To the Reader's Forum:
The discussion concerning voting machines has taken a distasteful turn to someone like me who is part of the ''constituency [that] reign like arrogant gods of political correctness over us peons and suckers.'' (08/30/08 letter in The Reader's Forum.)
The Right to vote is a First Amendment right guaranteed in the U.S. Constitution. There are no qualifiers such as ''if she can reach the machine'' or ''only if she is able to walk 100 feet'' attached to that right.
However, the current voting machines in NY prevent me from exercising that right unless I have enough forethought to request an absentee ballot. Due to my dwarfism, I have in prior years had to stand on a chair in order to vote. Since developing problems with my hip which have limited my ability to walk and prevented me from climbing on stools, ladders, and chairs to reach things, I have not been able to vote like everyone else.

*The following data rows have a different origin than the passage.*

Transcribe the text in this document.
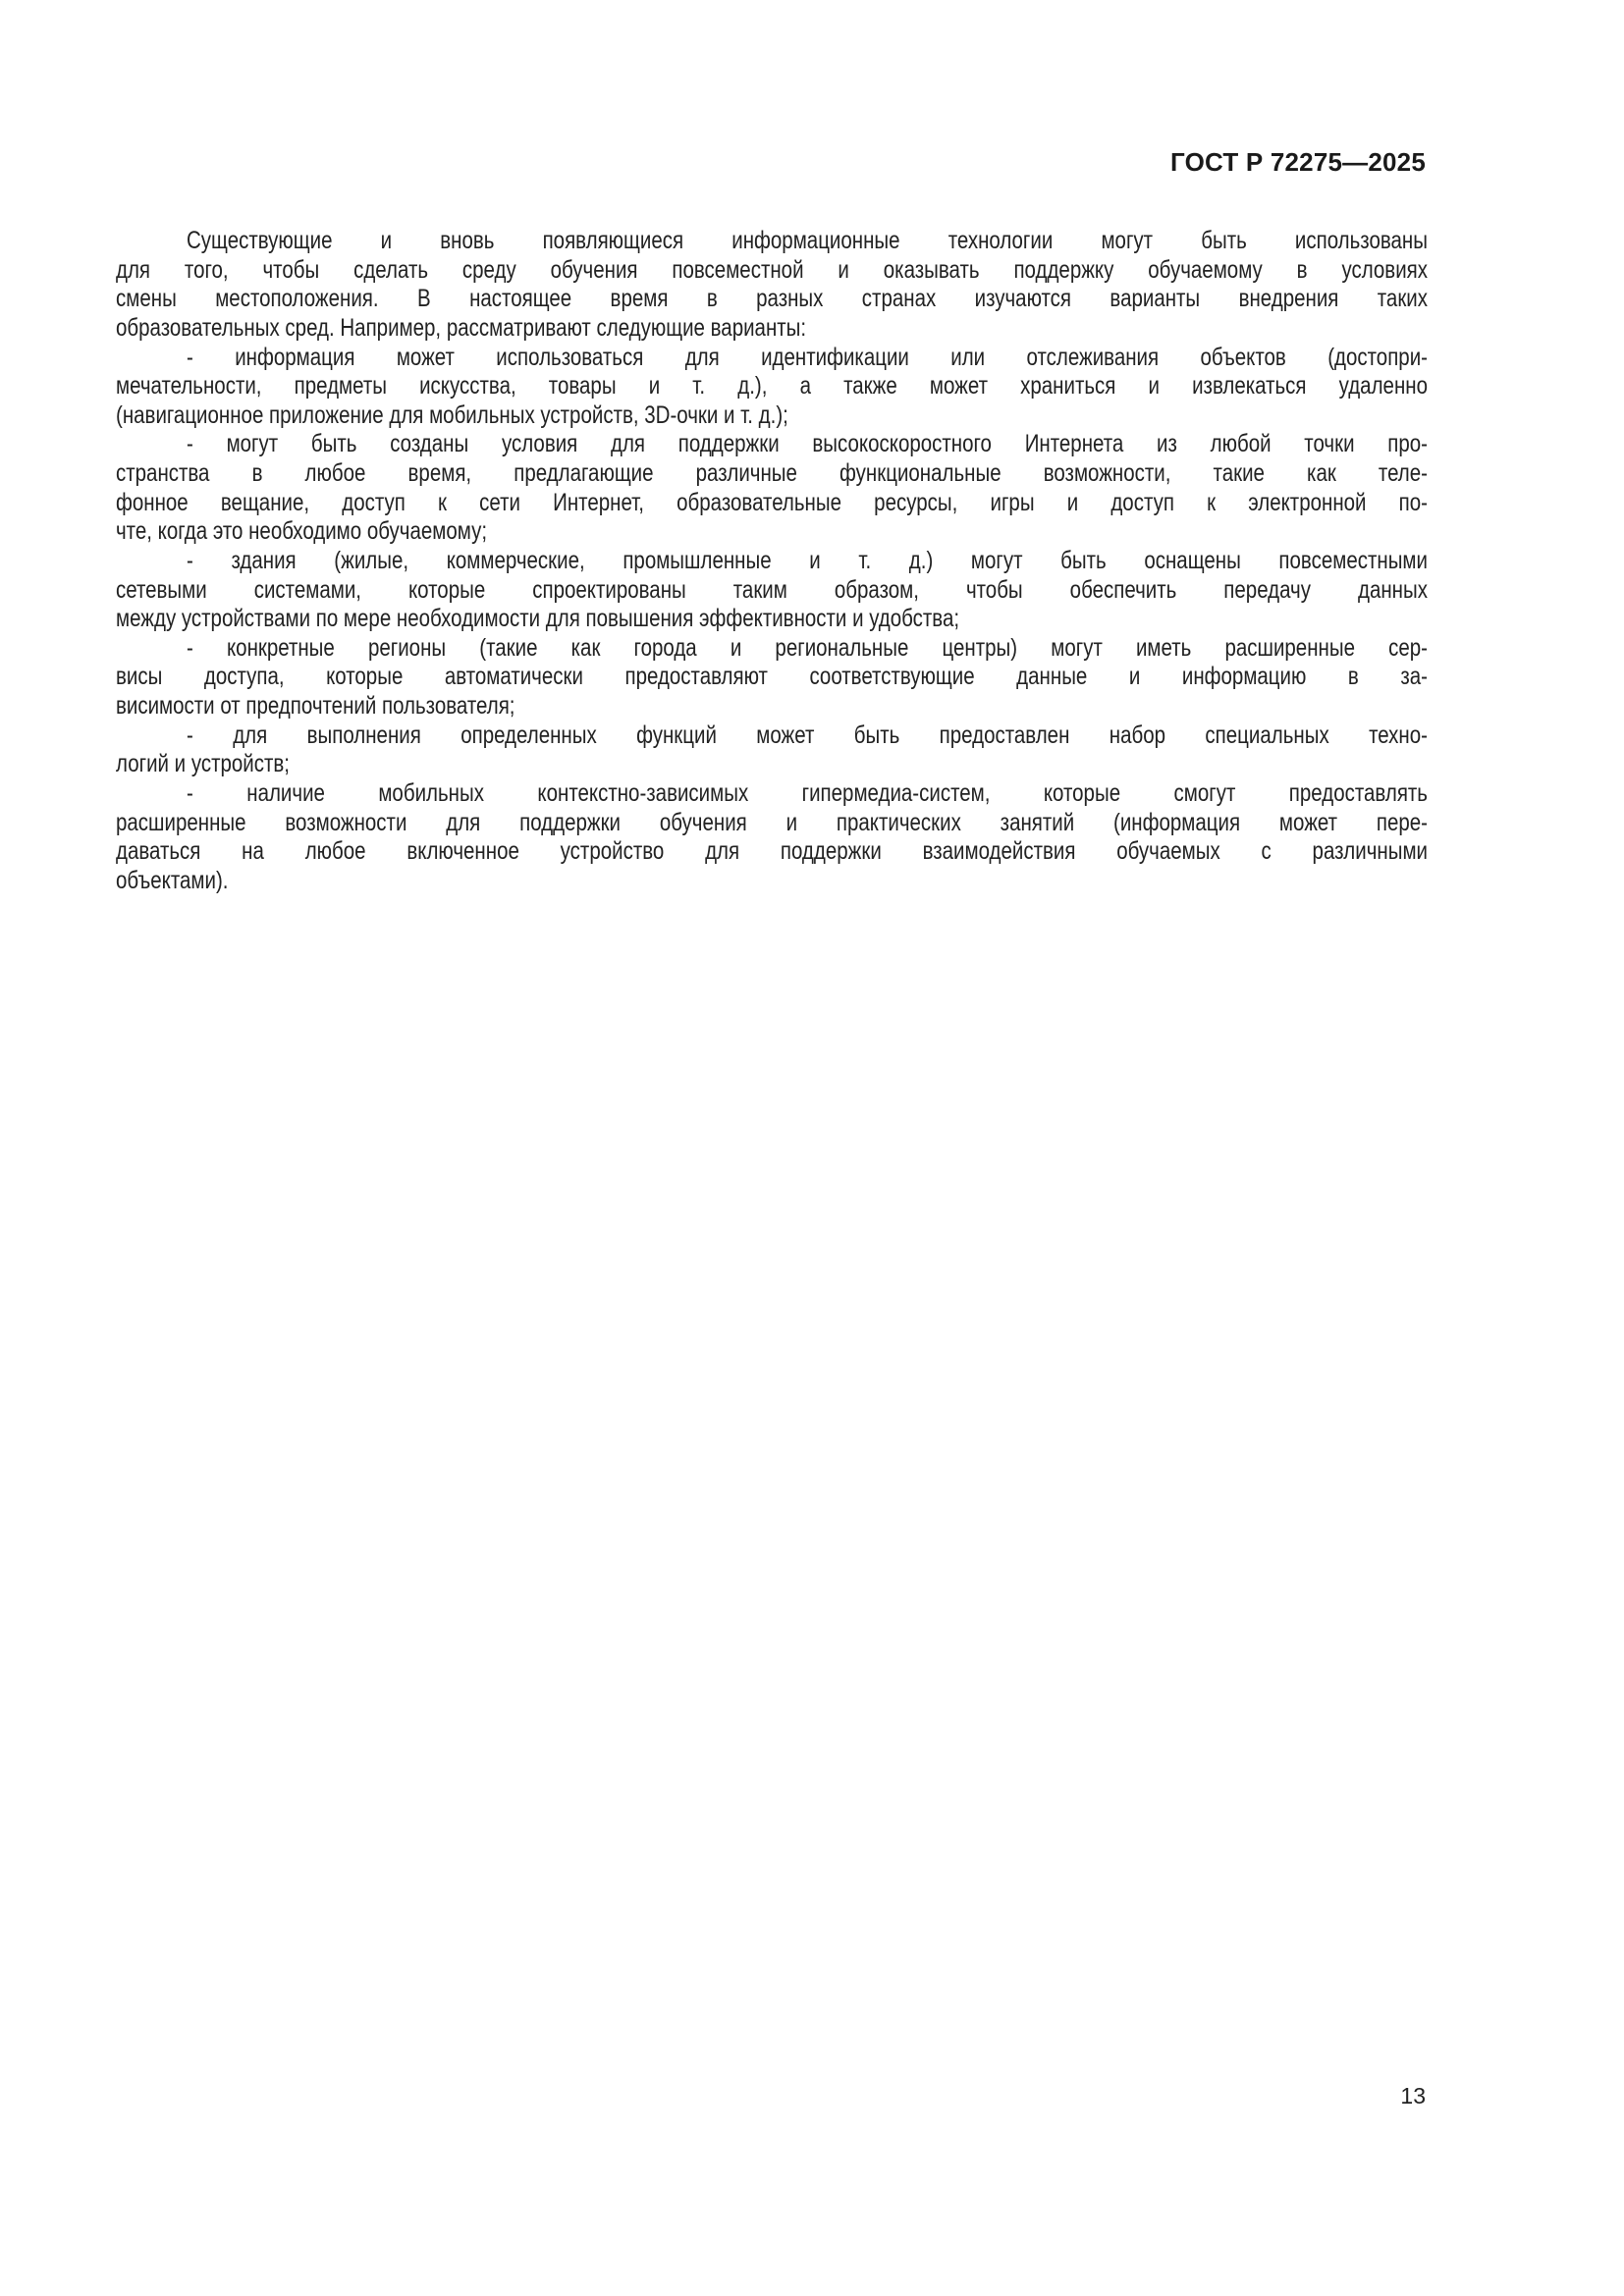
ГОСТ Р 72275—2025
Существующие и вновь появляющиеся информационные технологии могут быть использованы
для того, чтобы сделать среду обучения повсеместной и оказывать поддержку обучаемому в условиях
смены местоположения. В настоящее время в разных странах изучаются варианты внедрения таких
образовательных сред. Например, рассматривают следующие варианты:
- информация может использоваться для идентификации или отслеживания объектов (достопри-
мечательности, предметы искусства, товары и т. д.), а также может храниться и извлекаться удаленно
(навигационное приложение для мобильных устройств, 3D-очки и т. д.);
- могут быть созданы условия для поддержки высокоскоростного Интернета из любой точки про-
странства в любое время, предлагающие различные функциональные возможности, такие как теле-
фонное вещание, доступ к сети Интернет, образовательные ресурсы, игры и доступ к электронной по-
чте, когда это необходимо обучаемому;
- здания (жилые, коммерческие, промышленные и т. д.) могут быть оснащены повсеместными
сетевыми системами, которые спроектированы таким образом, чтобы обеспечить передачу данных
между устройствами по мере необходимости для повышения эффективности и удобства;
- конкретные регионы (такие как города и региональные центры) могут иметь расширенные сер-
висы доступа, которые автоматически предоставляют соответствующие данные и информацию в за-
висимости от предпочтений пользователя;
- для выполнения определенных функций может быть предоставлен набор специальных техно-
логий и устройств;
- наличие мобильных контекстно-зависимых гипермедиа-систем, которые смогут предоставлять
расширенные возможности для поддержки обучения и практических занятий (информация может пере-
даваться на любое включенное устройство для поддержки взаимодействия обучаемых с различными
объектами).
13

I did once have an election volunteer offer to go in to the voting machine with me to pull the levers, however, I value the ability to vote in secret.
In my opinion, ''political correctness'' has done very little for people with disabilities except change the labels that are thrown at us as we interact in society. If political correctness really reigned as a god in this world, the word ''midget'' would not be used in any context since it is the equivalent of a racial slur to people with dwarfism.

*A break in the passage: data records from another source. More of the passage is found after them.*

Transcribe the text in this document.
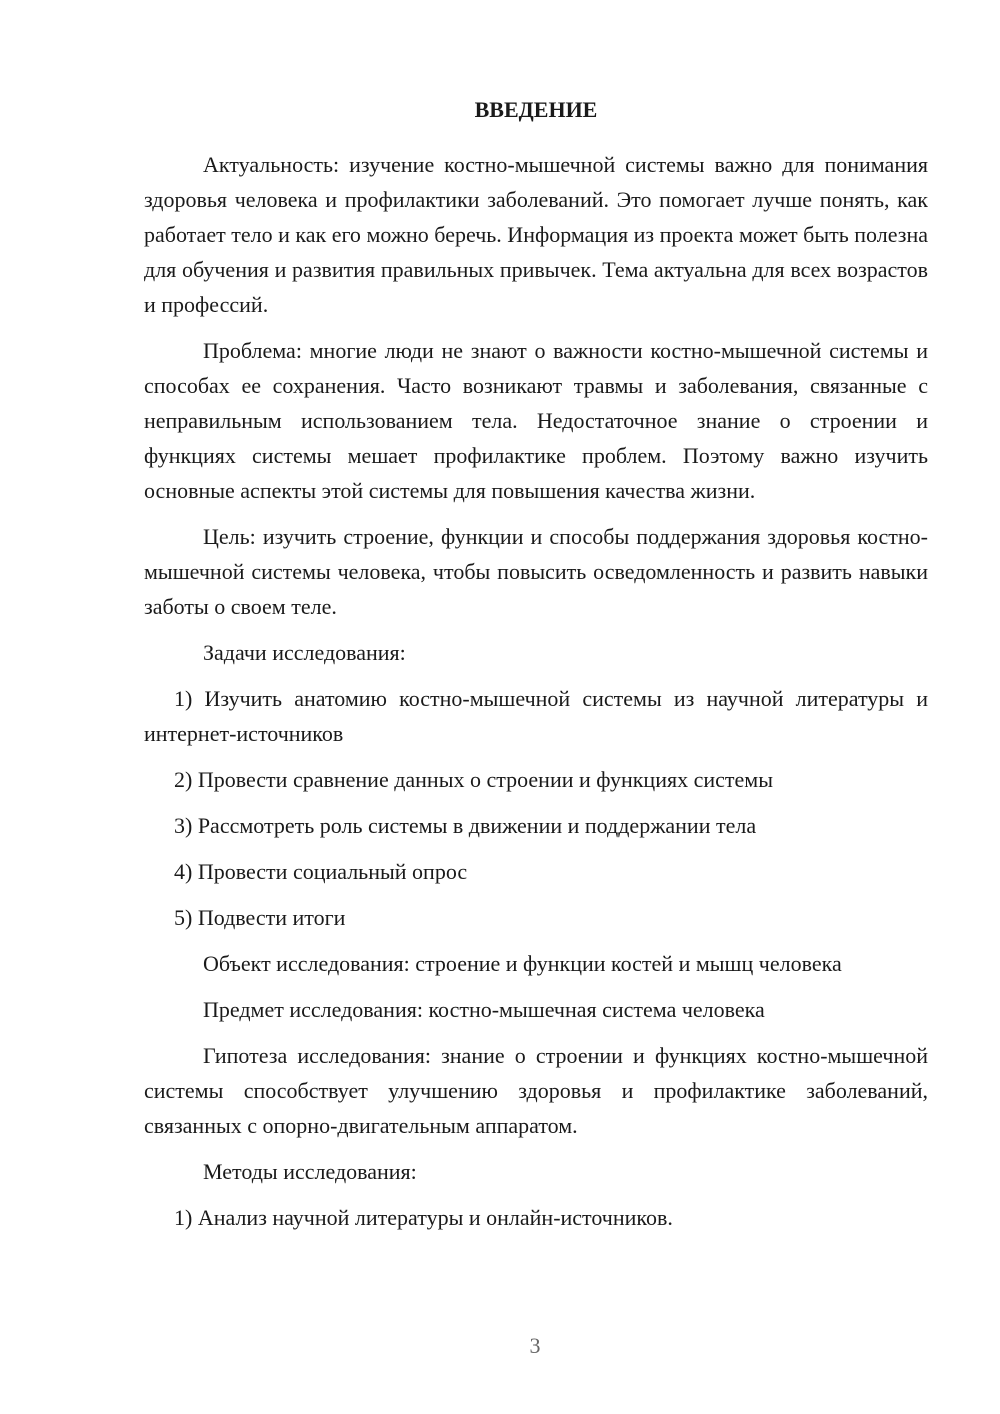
ВВЕДЕНИЕ

Актуальность: изучение костно-мышечной системы важно для понимания здоровья человека и профилактики заболеваний. Это помогает лучше понять, как работает тело и как его можно беречь. Информация из проекта может быть полезна для обучения и развития правильных привычек. Тема актуальна для всех возрастов и профессий.

Проблема: многие люди не знают о важности костно-мышечной системы и способах ее сохранения. Часто возникают травмы и заболевания, связанные с неправильным использованием тела. Недостаточное знание о строении и функциях системы мешает профилактике проблем. Поэтому важно изучить основные аспекты этой системы для повышения качества жизни.

Цель: изучить строение, функции и способы поддержания здоровья костно-мышечной системы человека, чтобы повысить осведомленность и развить навыки заботы о своем теле.

Задачи исследования:

1) Изучить анатомию костно-мышечной системы из научной литературы и интернет-источников

2) Провести сравнение данных о строении и функциях системы

3) Рассмотреть роль системы в движении и поддержании тела

4) Провести социальный опрос

5) Подвести итоги

Объект исследования: строение и функции костей и мышц человека

Предмет исследования: костно-мышечная система человека

Гипотеза исследования: знание о строении и функциях костно-мышечной системы способствует улучшению здоровья и профилактике заболеваний, связанных с опорно-двигательным аппаратом.

Методы исследования:

1) Анализ научной литературы и онлайн-источников.

3
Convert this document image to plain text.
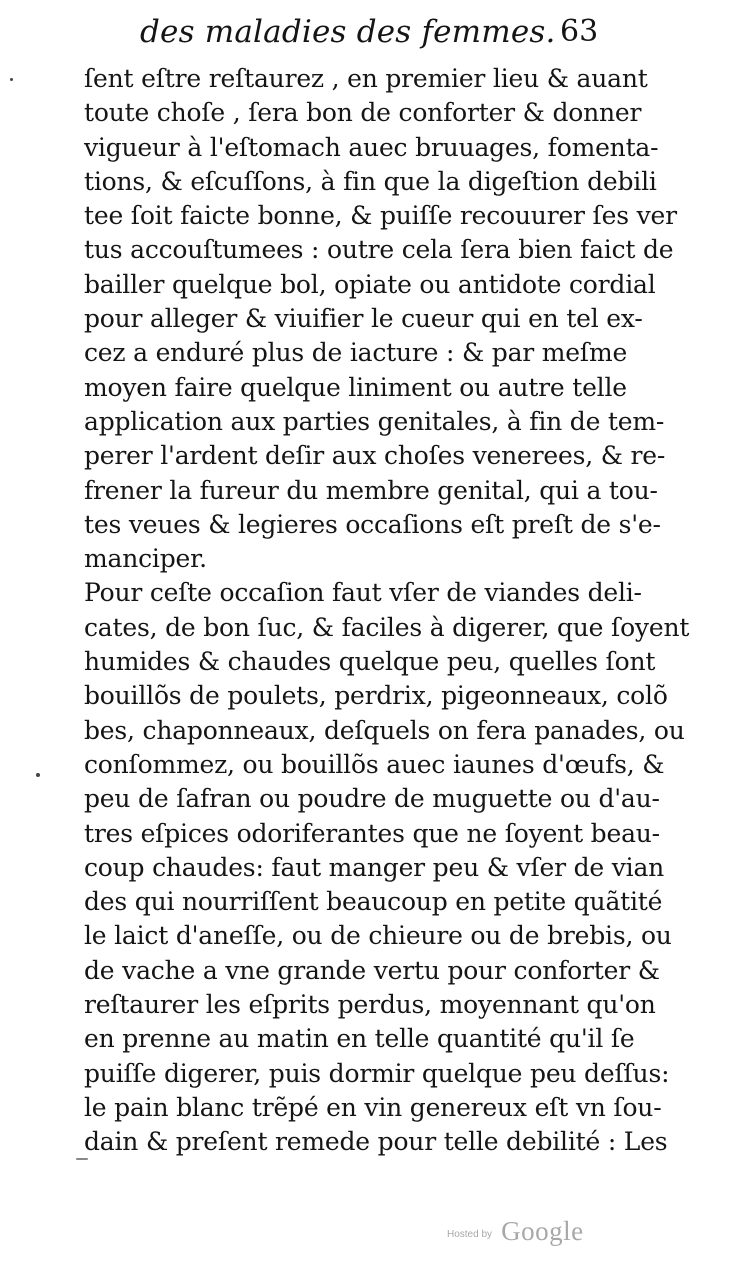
des maladies des femmes. 63
ſent eſtre reſtaurez , en premier lieu & auant
toute choſe , ſera bon de conforter & donner
vigueur à l'eſtomach auec bruuages, fomenta-
tions, & eſcuſſons, à fin que la digeſtion debili
tee ſoit faicte bonne, & puiſſe recouurer ſes ver
tus accouſtumees : outre cela ſera bien faict de
bailler quelque bol, opiate ou antidote cordial
pour alleger & viuifier le cueur qui en tel ex-
cez a enduré plus de iacture : & par meſme
moyen faire quelque liniment ou autre telle
application aux parties genitales, à fin de tem-
perer l'ardent deſir aux choſes venerees, & re-
frener la fureur du membre genital, qui a tou-
tes veues & legieres occaſions eſt preſt de s'e-
manciper.
Pour ceſte occaſion faut vſer de viandes deli-
cates, de bon ſuc, & faciles à digerer, que ſoyent
humides & chaudes quelque peu, quelles ſont
bouillõs de poulets, perdrix, pigeonneaux, colõ
bes, chaponneaux, deſquels on fera panades, ou
conſommez, ou bouillõs auec iaunes d'œufs, &
peu de ſafran ou poudre de muguette ou d'au-
tres eſpices odoriferantes que ne ſoyent beau-
coup chaudes: faut manger peu & vſer de vian
des qui nourriſſent beaucoup en petite quãtité
le laict d'aneſſe, ou de chieure ou de brebis, ou
de vache a vne grande vertu pour conforter &
reſtaurer les eſprits perdus, moyennant qu'on
en prenne au matin en telle quantité qu'il ſe
puiſſe digerer, puis dormir quelque peu deſſus:
le pain blanc trẽpé en vin genereux eſt vn ſou-
dain & preſent remede pour telle debilité : Les
Hosted by Google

There are many more steps we need to take to remove physical barriers, improve employment opportunities, and remove social stigma from people who have a condition that limits their physical, mental, or emotional abilities. Individuals with disabilities struggle every day with things that the average person takes for granted. Granted, it will take money to correct things, however, we do not need to create more barriers by questioning whether accommodations need to be made or maligning the people who are asking for their constitutional rights.
I don't expect the entire world to accommodate the size and proportions of my body. However, I do want to exercise my right to vote without hazard to my health.